Doing so seems to make the solid object invisible though.  After some testing, I found a solution to make the cloth visible.  

1.  Go to the 'Skinned Mesh Renderer' settings in the Inspector.

2.  Click on the tiny circle icon at the end of the 'Mesh' option row to bring up a mesh selector pop-up.  Select a mesh type.

3.  The cloth object will now be visible when you run the program.


 Whilst the pink texture created by adding the mesh is rather unsightly, you can get rid of it just by dragging and dropping a texture onto the object.

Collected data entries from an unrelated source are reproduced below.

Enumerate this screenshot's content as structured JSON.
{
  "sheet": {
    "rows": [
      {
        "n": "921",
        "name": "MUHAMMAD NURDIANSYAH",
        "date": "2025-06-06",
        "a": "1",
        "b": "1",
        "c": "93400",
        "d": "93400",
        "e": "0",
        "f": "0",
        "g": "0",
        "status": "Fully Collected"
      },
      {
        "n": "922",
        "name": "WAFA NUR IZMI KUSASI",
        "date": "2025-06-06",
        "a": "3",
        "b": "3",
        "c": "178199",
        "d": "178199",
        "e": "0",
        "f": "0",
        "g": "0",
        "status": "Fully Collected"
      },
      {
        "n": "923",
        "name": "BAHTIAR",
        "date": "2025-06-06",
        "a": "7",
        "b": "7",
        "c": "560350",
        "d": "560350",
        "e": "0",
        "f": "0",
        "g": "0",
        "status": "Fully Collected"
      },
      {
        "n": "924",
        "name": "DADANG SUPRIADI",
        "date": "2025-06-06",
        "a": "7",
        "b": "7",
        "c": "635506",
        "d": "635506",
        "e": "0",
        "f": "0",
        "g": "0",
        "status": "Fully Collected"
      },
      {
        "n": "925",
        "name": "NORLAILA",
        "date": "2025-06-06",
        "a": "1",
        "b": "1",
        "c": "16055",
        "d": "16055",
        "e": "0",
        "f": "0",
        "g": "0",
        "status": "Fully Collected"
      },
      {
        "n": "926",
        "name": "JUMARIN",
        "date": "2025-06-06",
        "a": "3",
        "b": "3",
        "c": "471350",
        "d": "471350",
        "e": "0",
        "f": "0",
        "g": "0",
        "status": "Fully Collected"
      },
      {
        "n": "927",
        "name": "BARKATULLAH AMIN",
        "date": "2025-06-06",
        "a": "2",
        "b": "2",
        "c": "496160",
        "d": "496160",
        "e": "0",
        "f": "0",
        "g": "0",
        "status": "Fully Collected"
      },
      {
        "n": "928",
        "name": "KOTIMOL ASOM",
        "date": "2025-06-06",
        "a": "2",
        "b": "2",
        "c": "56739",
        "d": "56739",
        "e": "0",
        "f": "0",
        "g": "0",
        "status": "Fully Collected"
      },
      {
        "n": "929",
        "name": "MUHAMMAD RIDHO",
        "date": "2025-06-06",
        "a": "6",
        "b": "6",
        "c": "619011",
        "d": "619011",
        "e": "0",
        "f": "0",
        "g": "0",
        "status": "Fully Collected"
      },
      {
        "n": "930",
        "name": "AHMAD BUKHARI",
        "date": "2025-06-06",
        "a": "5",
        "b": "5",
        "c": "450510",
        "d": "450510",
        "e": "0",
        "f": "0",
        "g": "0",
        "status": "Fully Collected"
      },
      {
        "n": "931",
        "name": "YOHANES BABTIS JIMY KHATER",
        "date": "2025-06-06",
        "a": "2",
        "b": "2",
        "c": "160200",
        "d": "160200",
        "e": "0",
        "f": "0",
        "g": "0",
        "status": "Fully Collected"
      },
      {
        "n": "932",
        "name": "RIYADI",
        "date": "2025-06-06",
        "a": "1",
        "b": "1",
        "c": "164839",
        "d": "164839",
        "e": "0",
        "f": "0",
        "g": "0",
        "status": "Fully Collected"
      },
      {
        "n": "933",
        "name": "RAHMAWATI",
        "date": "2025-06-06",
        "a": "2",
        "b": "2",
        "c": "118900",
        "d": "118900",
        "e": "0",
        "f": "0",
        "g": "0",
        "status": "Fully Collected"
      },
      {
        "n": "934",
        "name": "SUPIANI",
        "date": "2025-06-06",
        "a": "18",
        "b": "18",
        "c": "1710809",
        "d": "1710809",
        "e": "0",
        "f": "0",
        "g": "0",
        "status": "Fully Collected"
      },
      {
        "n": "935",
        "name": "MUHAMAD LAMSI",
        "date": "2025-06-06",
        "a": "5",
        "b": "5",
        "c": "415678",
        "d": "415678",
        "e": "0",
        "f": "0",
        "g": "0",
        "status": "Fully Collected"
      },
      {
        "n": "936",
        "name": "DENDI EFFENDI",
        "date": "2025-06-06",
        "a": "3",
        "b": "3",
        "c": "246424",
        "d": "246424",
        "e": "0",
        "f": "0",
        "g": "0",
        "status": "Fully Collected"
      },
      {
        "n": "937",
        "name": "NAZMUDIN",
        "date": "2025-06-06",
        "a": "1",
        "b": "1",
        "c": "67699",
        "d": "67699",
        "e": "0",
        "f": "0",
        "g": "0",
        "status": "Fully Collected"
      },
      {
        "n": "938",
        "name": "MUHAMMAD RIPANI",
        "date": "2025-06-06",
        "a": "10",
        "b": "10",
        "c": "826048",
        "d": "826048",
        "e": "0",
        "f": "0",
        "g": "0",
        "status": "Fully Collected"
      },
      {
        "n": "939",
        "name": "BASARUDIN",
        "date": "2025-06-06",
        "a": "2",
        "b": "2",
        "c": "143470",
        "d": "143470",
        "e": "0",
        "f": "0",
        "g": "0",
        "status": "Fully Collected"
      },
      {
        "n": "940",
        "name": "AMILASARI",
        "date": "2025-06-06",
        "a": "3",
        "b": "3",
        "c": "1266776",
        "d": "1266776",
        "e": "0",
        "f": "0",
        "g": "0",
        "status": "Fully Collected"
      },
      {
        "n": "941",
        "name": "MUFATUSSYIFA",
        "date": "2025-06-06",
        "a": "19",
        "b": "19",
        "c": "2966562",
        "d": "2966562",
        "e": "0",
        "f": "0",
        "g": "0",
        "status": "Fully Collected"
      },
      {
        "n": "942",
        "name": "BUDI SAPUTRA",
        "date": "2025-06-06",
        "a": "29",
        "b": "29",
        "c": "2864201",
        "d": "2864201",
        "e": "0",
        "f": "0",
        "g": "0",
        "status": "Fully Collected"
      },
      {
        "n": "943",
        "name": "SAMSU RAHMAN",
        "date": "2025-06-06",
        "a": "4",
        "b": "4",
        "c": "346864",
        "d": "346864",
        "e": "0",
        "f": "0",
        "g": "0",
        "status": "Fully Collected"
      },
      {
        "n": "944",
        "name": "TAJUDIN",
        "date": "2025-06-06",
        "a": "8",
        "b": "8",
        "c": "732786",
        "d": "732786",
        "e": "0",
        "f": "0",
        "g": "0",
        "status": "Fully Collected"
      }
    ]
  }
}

*  The new 'Cloth' can be affected by other objects equipped with colliders, but it cannot exert a two-way force back onto the colliding object in the way that cloth in Unity 4.6 and earlier could.

*  You can only attach objects with Sphere and Capsule type colliders to the cloth.  This is done with new 'Sphere Colliders' and 'Capsule Colliders' options at the base of the 'Cloth' component's settings in the Inspector panel.

*   The new 'Cloth' material still responds to 'TrackingAction' scripts placed inside it, thankfully.  You no longer need to attach a solid to the cloth like we had to in the original guide for Unity 4.6 and earlier.